In parallel, we also noted a growing appetite for direct lending alternatives, by which I mean strategies that can deliver a decent amount of income but remain fairly senior in the capital structure with a risk profile that does not take them into special situations territory. We are seeing more interest in income funds, designed to deliver high single-digit to low double-digit returns, with high cash distributions and underlying assets that are fairly healthy. We have also started to see more sector-specific funds coming to market, particularly in healthcare and logistics, which are attracting attention from investors eager to understand the opportunity set post-covid.
What else is on the minds of debt investors?
A lot of GPs have found they can now invest in companies with lower underlying leverage and achieve similar returns as pre-covid, so from a risk-adjusted returns perspective they are in a much better place. The focus on underlying leverage has been growing across the investor base and will continue, particularly in Europe.
LPs are also focused on trying to get a like-for-like comparison across managers, which goes hand-in-hand with the maturity of the asset class as investors scrutinise managers.
We spent a lot of time in 2018-19 talking about various approaches to EBITDA adjustments, the benefits of financial covenants in loan documentation vs cov-lite and so on.

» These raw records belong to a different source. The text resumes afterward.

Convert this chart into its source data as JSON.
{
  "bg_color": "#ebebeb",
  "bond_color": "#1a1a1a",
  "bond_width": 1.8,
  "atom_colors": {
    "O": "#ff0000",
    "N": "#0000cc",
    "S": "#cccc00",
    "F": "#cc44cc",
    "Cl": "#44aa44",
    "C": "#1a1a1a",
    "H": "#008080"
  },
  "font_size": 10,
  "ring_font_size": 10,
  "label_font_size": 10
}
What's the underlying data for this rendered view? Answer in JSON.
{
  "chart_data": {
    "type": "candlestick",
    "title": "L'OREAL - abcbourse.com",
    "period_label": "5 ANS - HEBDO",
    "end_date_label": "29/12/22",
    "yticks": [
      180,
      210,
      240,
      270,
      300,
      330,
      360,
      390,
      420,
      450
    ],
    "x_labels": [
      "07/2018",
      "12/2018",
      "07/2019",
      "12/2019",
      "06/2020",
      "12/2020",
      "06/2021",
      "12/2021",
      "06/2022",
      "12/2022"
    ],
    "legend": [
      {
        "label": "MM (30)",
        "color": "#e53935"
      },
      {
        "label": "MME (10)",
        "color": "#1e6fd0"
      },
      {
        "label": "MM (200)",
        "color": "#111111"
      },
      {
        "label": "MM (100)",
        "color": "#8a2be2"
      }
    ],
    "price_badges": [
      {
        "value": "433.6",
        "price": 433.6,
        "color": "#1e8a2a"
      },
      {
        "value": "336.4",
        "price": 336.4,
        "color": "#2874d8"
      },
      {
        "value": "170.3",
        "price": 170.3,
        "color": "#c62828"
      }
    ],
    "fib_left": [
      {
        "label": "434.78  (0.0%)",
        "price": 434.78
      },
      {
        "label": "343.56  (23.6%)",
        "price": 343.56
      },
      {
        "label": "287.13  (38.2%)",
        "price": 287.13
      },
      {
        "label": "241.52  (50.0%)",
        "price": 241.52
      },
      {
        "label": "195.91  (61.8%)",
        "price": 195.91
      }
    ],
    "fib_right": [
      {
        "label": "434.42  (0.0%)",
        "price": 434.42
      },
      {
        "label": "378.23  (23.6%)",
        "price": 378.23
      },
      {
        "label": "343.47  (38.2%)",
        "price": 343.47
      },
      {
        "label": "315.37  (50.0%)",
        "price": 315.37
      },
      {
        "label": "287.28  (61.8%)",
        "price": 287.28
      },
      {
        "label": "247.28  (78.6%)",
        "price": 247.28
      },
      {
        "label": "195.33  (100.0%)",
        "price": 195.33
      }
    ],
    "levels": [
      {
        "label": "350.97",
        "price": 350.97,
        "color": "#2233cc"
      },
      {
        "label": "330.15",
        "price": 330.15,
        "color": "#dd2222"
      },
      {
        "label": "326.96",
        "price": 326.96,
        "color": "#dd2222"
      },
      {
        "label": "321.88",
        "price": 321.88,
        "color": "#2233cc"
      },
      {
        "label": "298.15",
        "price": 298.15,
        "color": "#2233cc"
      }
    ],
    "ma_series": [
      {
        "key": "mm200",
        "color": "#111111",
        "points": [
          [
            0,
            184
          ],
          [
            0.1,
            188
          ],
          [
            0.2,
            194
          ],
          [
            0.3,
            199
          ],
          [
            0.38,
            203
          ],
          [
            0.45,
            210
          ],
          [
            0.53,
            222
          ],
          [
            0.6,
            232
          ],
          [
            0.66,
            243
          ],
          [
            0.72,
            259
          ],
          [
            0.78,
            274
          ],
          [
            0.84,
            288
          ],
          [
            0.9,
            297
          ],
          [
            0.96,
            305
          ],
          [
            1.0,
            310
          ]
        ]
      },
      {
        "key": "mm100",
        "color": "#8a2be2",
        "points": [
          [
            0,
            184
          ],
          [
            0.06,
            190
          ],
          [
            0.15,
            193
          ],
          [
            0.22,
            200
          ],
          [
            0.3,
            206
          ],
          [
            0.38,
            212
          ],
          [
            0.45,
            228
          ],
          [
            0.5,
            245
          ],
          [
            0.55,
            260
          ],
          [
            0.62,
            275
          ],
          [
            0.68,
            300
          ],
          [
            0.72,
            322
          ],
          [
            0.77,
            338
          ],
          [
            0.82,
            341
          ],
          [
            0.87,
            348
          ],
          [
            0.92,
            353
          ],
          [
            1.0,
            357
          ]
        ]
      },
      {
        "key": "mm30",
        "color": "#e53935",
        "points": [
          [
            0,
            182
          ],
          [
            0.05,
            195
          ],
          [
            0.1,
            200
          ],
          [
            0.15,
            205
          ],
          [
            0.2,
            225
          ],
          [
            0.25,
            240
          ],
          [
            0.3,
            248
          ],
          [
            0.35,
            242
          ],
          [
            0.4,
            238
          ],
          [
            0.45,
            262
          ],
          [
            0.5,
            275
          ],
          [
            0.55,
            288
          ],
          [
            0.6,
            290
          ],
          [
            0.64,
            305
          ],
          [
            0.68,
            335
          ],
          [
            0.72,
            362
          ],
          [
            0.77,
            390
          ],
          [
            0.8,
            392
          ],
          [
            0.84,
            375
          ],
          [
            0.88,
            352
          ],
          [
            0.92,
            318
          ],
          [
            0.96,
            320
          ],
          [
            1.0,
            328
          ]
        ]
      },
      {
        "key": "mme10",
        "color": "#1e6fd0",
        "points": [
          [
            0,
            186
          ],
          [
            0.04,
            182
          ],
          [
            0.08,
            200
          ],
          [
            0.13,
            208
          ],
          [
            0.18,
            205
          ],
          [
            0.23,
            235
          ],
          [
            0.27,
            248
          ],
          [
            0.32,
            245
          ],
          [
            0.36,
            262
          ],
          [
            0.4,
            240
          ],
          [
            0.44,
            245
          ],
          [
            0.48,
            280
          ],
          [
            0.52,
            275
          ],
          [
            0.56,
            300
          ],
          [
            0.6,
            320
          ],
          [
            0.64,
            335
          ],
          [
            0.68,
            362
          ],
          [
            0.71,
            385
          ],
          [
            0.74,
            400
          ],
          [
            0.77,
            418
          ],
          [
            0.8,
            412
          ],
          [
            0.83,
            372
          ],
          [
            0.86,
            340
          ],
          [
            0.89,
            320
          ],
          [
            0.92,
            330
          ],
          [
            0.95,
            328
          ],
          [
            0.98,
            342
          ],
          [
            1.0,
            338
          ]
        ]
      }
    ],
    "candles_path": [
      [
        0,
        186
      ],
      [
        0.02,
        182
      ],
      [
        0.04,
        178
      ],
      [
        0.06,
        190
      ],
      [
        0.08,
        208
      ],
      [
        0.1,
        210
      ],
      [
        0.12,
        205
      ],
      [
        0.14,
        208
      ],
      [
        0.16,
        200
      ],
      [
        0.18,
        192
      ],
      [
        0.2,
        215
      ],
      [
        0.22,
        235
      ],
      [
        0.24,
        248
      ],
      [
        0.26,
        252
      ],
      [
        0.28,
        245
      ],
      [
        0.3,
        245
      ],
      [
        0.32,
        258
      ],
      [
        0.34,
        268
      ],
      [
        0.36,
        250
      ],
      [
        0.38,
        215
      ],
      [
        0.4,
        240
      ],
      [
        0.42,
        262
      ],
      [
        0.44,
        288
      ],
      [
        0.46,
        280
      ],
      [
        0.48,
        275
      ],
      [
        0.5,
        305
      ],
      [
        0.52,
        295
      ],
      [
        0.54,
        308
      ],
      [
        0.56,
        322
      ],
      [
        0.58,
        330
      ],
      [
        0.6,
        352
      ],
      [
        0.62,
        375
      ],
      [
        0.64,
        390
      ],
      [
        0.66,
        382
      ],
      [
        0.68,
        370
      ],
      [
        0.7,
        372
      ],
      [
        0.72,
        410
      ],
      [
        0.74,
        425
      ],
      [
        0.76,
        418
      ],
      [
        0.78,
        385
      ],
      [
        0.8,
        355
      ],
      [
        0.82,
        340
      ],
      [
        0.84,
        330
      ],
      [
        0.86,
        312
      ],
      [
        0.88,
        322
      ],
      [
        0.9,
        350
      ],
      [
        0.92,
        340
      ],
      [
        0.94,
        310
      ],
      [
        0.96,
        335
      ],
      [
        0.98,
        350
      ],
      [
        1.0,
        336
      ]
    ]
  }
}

Those will be in focus again this year as we start to see which structures held up better than others through 2020.
ESG has become an important focus across the credit investor base and GPs are responding, working to understand how they can better achieve ESG alignment despite not owning the assets.
And finally, in fundraising I think processes are going to be longer but I don’t predict a significant drop-off. Funds will be in the market longer, partly because of LPs’ risk aversion but also because investors will need more time getting to know managers. In this sort of environment, the key is differentiation and showing proof of concept. Being able to come into a 2021 fundraising with your team intact, your track record strong and an opportunity set that is still conducive to your strategy is going to be a must if you are looking to raise capital this year and next.